Mylene Drouin says she's in favour of the report, which calls for a health-oriented drug policy instead of a crime-driven one.
Drouin says in a statement that decriminalization will certainly be on the agenda at provincial and national health meetings as it is one of the measures being considered as part of a response to an unprecedented problem in many Canadian cities.
A Health Canada report last month found that nearly 4,000 Canadians died from an apparent opioid overdose in 2017, including 303 opioid overdose-related deaths in Toronto.
That prompted Toronto's health board urging a federal task force to explore ``options for the legal regulation of all drugs in Canada, based on a public health approach.''
Health Canada has said the government is not currently looking at decriminalizing or legalizing all drugs.
In Montreal, the number of deaths relating to probable opioid overdoses was 140 for a period of a little over a year, ending June 30.

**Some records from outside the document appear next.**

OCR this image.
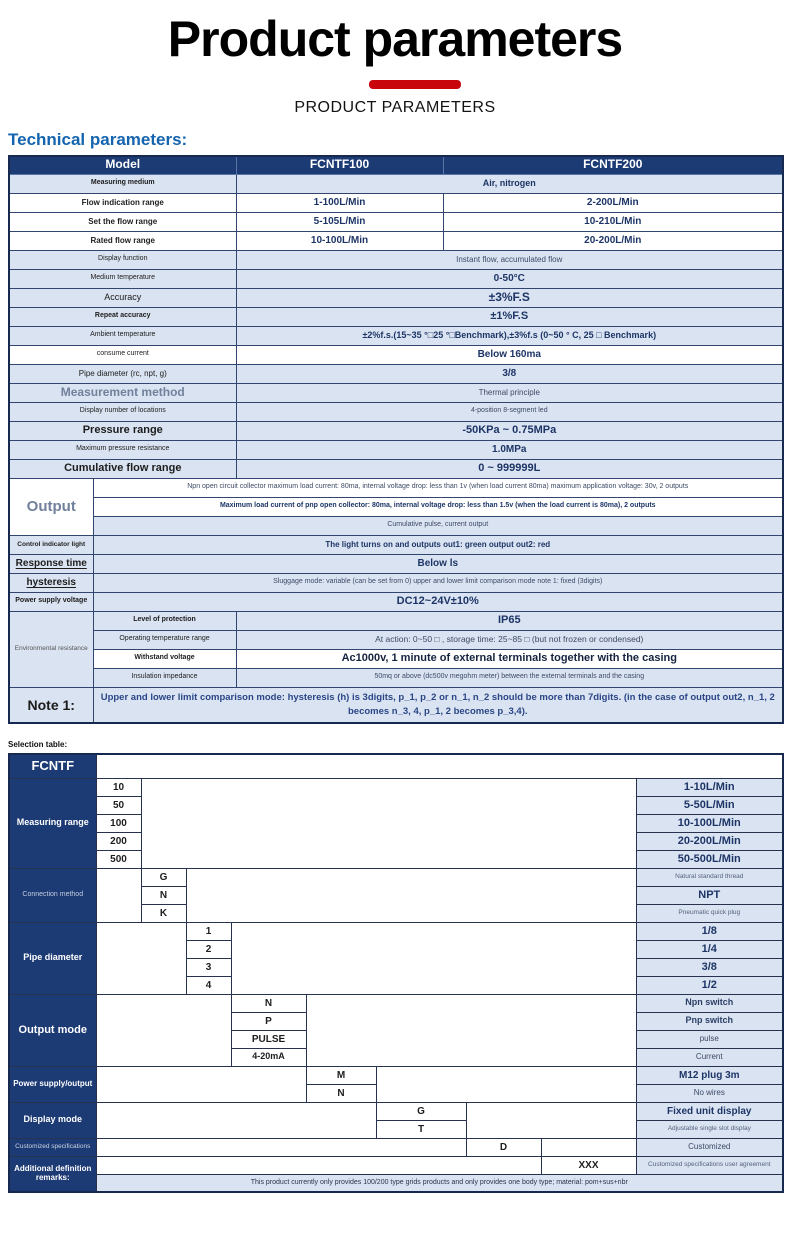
Product parameters
PRODUCT PARAMETERS
Technical parameters:
Model		FCNTF100	FCNTF200
Measuring medium		Air, nitrogen	
Flow indication range		1-100L/Min	2-200L/Min
Set the flow range		5-105L/Min	10-210L/Min
Rated flow range		10-100L/Min	20-200L/Min
Display function		Instant flow, accumulated flow	
Medium temperature		0-50°C	
Accuracy		±3%F.S	
Repeat accuracy		±1%F.S	
Ambient temperature		±2%f.s.(15~35 °□25 °□Benchmark),±3%f.s (0~50 ° C, 25 □ Benchmark)	
consume current		Below 160ma	
Pipe diameter (rc, npt, g)		3/8	
Measurement method		Thermal principle	
Display number of locations		4-position 8-segment led	
Pressure range		-50KPa ~ 0.75MPa	
Maximum pressure resistance		1.0MPa	
Cumulative flow range		0 ~ 999999L	
Output	Npn open circuit collector maximum load current: 80ma, internal voltage drop: less than 1v (when load current 80ma) maximum application voltage: 30v, 2 outputs		
	Maximum load current of pnp open collector: 80ma, internal voltage drop: less than 1.5v (when the load current is 80ma), 2 outputs		
	Cumulative pulse, current output		
Control indicator light	The light turns on and outputs out1: green output out2: red		
Response time	Below ls		
hysteresis	Sluggage mode: variable (can be set from 0) upper and lower limit comparison mode note 1: fixed (3digits)		
Power supply voltage	DC12~24V±10%		
Environmental resistance	Level of protection	IP65	
	Operating temperature range	At action: 0~50 □ , storage time: 25~85 □ (but not frozen or condensed)	
	Withstand voltage	Ac1000v, 1 minute of external terminals together with the casing	
	Insulation impedance	50mq or above (dc500v megohm meter) between the external terminals and the casing	
Note 1:	Upper and lower limit comparison mode: hysteresis (h) is 3digits, p_1, p_2 or n_1, n_2 should be more than 7digits. (in the case of output out2, n_1, 2 becomes n_3, 4, p_1, 2 becomes p_3,4).		
Selection table:
FCNTF									
Measuring range	10								1-10L/Min
	50								5-50L/Min
	100								10-100L/Min
	200								20-200L/Min
	500								50-500L/Min
Connection method		G							Natural standard thread
		N							NPT
		K							Pneumatic quick plug
Pipe diameter			1						1/8
			2						1/4
			3						3/8
			4						1/2
Output mode				N					Npn switch
				P					Pnp switch
				PULSE					pulse
				4-20mA					Current
Power supply/output					M				M12 plug 3m
					N				No wires
Display mode						G			Fixed unit display
						T			Adjustable single slot display
Customized specifications							D		Customized
Additional definition remarks:								XXX	Customized specifications user agreement
	This product currently only provides 100/200 type grids products and only provides one body type; material: pom+sus+nbr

The overdose situation is lower in Montreal, but the local health authority says that is because of several initiatives put in place in recent years, including access to naloxone kits and an increase in the number of supervised injection sites.
The Montreal health authority says documented efforts to decriminalize drugs for personal use, including those in Portugal, demonstrate a marked reduction in stigma and HIV infection as well as in the number of court cases.
It also contends the efforts increase levels of social reinsertion.
Quebec announced this week it is investing $35 million annually on prevention and treatment of addictive behaviour, with two-thirds of that amount dedicated to preventing opioid addiction.